We have complied this graph of 2017 data expressed in US dollars for
each of the top ten countries listed according to their “financial health” from
the website. We have included the US imperialists (18th) and Australia
(35th).
According to
these figures, US imperialism no longer has the “financial health” to sustain
its massive military budget. That is why
it demands its lackeys, like the Australian capitalist class, carry a heavier
and heavier burden of the cost of maintaining the US Empire, and why the
Australian people are seeing static wages and poor services.
The other
important measure of “financial health” from a military point of view is
external foreign debt. The globalfirepower
website includes its country-by-country ranking with these observations:
“External debt commitments can severely limit
the spending capabilities of a global power, particularly in times of total
war. Per the CIA World Factbook, External Debt is the total
public and private debt carried by a particular nation as owed to outside
parties (i.e. the international community), repayable through currency
exchanges, consumer/durable goods and applicable services. Typically, larger,
better developed nations will carry a large external debt total. External Debt
is just one outside factor used when considering a nation's overall fiscal
"health" as going to war tends to have a prominent, far-reaching
impact on economies.
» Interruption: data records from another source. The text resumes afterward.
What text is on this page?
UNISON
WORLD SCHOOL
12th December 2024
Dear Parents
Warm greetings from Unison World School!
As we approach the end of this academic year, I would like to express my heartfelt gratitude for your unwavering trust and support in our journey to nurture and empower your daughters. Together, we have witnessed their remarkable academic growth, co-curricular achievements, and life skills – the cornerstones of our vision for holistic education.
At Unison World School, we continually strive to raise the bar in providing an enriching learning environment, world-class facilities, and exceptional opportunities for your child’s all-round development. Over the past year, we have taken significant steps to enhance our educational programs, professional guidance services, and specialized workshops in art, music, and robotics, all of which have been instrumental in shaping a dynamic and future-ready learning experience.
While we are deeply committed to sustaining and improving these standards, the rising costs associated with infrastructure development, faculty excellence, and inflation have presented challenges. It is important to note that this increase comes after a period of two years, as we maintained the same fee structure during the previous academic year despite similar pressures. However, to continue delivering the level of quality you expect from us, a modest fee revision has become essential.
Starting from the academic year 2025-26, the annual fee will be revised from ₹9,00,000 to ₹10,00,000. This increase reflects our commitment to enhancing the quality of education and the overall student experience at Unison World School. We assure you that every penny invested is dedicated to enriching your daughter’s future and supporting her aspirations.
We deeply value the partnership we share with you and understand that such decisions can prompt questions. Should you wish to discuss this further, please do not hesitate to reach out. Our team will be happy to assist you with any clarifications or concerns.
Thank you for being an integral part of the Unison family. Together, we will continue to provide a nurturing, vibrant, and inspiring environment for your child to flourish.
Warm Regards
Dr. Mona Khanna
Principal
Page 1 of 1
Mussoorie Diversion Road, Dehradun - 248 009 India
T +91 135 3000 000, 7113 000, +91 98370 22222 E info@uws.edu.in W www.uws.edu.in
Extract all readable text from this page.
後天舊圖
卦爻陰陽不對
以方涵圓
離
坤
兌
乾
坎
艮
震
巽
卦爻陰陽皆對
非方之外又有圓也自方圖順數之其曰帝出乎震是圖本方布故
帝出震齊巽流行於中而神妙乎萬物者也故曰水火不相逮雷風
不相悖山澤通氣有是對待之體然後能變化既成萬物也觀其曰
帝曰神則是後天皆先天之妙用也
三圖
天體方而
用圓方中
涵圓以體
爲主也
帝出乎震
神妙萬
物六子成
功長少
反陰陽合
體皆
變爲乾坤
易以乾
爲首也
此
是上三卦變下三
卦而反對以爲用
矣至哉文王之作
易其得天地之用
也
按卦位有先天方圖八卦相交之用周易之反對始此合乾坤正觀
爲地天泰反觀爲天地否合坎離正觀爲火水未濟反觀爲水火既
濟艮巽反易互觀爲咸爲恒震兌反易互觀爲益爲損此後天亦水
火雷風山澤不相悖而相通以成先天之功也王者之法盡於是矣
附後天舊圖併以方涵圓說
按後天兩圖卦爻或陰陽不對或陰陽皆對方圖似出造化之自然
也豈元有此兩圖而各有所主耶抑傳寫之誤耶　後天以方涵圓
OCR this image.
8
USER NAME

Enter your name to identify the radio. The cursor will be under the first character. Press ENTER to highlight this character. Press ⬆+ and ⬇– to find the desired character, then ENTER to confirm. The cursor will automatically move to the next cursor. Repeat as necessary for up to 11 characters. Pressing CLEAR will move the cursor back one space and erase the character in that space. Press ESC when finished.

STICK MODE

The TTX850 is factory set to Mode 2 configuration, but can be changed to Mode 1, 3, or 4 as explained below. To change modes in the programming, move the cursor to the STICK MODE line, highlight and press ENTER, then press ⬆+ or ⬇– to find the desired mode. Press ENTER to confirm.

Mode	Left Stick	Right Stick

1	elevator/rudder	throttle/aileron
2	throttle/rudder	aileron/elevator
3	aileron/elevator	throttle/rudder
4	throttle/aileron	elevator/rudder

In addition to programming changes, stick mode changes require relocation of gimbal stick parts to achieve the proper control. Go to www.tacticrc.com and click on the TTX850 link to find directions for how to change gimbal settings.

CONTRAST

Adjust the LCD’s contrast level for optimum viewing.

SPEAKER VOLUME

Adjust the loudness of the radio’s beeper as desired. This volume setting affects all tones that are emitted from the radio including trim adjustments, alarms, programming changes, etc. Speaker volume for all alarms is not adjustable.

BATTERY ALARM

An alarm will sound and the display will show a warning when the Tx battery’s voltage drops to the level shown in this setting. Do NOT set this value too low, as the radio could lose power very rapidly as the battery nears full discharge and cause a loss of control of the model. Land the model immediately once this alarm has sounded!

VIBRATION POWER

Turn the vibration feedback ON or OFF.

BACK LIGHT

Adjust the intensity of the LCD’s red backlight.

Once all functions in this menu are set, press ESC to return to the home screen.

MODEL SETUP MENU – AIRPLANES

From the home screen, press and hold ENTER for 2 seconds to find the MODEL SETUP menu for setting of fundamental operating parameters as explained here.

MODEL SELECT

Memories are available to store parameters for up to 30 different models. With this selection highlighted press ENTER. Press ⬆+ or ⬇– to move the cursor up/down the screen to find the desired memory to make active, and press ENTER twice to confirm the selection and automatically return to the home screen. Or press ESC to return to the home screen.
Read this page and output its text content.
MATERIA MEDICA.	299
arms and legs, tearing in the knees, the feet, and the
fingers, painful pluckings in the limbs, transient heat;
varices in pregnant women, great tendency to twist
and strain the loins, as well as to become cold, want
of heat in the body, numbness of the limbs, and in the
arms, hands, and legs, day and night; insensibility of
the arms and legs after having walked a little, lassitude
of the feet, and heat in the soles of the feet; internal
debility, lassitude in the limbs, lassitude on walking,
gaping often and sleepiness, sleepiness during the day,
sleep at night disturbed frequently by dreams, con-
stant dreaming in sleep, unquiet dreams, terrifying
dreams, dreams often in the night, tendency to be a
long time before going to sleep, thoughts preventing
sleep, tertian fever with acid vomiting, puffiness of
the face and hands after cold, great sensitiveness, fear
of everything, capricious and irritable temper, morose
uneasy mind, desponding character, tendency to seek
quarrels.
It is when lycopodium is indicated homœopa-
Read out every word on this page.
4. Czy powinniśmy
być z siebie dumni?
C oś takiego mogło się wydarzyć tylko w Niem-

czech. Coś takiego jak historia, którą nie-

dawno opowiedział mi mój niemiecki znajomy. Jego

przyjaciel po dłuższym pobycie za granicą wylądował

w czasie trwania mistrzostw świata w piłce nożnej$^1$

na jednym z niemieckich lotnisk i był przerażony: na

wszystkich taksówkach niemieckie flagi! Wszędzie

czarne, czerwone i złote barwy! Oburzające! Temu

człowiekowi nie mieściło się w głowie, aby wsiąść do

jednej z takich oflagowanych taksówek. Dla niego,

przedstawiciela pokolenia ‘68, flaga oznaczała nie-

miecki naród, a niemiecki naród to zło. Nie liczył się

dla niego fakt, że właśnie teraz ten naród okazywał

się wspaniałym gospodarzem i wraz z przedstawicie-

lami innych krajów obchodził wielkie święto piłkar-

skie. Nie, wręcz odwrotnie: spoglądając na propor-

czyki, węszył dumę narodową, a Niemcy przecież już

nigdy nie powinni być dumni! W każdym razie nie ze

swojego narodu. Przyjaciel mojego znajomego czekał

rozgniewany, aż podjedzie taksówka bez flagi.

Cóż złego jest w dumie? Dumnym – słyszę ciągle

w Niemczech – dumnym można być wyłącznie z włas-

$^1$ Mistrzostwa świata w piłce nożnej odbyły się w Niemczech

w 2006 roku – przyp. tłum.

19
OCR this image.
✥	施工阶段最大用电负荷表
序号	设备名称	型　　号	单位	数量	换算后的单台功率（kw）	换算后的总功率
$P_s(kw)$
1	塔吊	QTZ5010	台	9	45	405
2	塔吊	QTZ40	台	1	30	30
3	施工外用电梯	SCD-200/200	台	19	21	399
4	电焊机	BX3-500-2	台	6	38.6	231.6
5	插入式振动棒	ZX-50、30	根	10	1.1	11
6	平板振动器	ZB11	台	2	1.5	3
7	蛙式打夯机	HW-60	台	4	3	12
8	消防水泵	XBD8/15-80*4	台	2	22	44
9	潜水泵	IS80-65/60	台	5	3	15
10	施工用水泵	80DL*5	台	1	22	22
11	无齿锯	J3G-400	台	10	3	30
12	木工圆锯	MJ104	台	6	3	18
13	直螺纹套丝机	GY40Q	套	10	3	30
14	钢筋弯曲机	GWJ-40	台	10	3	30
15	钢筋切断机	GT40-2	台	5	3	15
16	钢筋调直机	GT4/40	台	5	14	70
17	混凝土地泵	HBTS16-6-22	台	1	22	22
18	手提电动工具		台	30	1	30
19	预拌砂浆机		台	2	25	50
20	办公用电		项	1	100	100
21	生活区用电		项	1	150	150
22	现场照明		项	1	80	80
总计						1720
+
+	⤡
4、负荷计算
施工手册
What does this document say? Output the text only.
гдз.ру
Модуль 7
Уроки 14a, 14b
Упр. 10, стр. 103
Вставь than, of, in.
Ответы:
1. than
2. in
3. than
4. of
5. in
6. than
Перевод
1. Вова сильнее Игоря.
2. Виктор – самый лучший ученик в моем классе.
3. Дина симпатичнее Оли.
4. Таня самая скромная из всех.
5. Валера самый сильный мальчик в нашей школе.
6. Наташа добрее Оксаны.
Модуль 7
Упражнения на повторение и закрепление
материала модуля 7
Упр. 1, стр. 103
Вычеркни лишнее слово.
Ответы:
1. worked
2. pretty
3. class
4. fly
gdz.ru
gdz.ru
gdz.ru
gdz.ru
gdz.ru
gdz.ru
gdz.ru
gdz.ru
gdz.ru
For the purposes of the final GFP ranking, a high External
Debt total serves a penalty.”
The penalty that US imperialism carries in the event
of “going to war” is severe indeed:
On a per capita basis, the British
imperialists impose an external debt of $126,968, the US imperialists $55,278 and China $716. Each
Australian carries an external debt of $73,565, much of it run up to provide
military support to US imperialism.
Some people
criticise the DPRK as a “hermit kingdom” steeped in poverty. In reality, it is a fiercely independent
country that suffered egregious losses at the hands of US imperialism,
Australia and other countries during the so-called “Korean War”. US imperialism, which refuses to sign a peace
treaty with the DPRK after all these years, makes it necessary that the Korean
people deny themselves the prosperity they could be living in so that they can
defend themselves and not be reduced to the level of slaves for finance
capital.
Australia is
a developed capitalist country, but it is totally enmeshed in the financial,
military, cultural, political and diplomatic webs of US imperialism. Like the DPRK, but for totally different
reasons, it pays a heavy cost because of US imperialism. The burden of
supporting US imperialism is intolerable.
For a free,
peaceful and independent socialist Australia!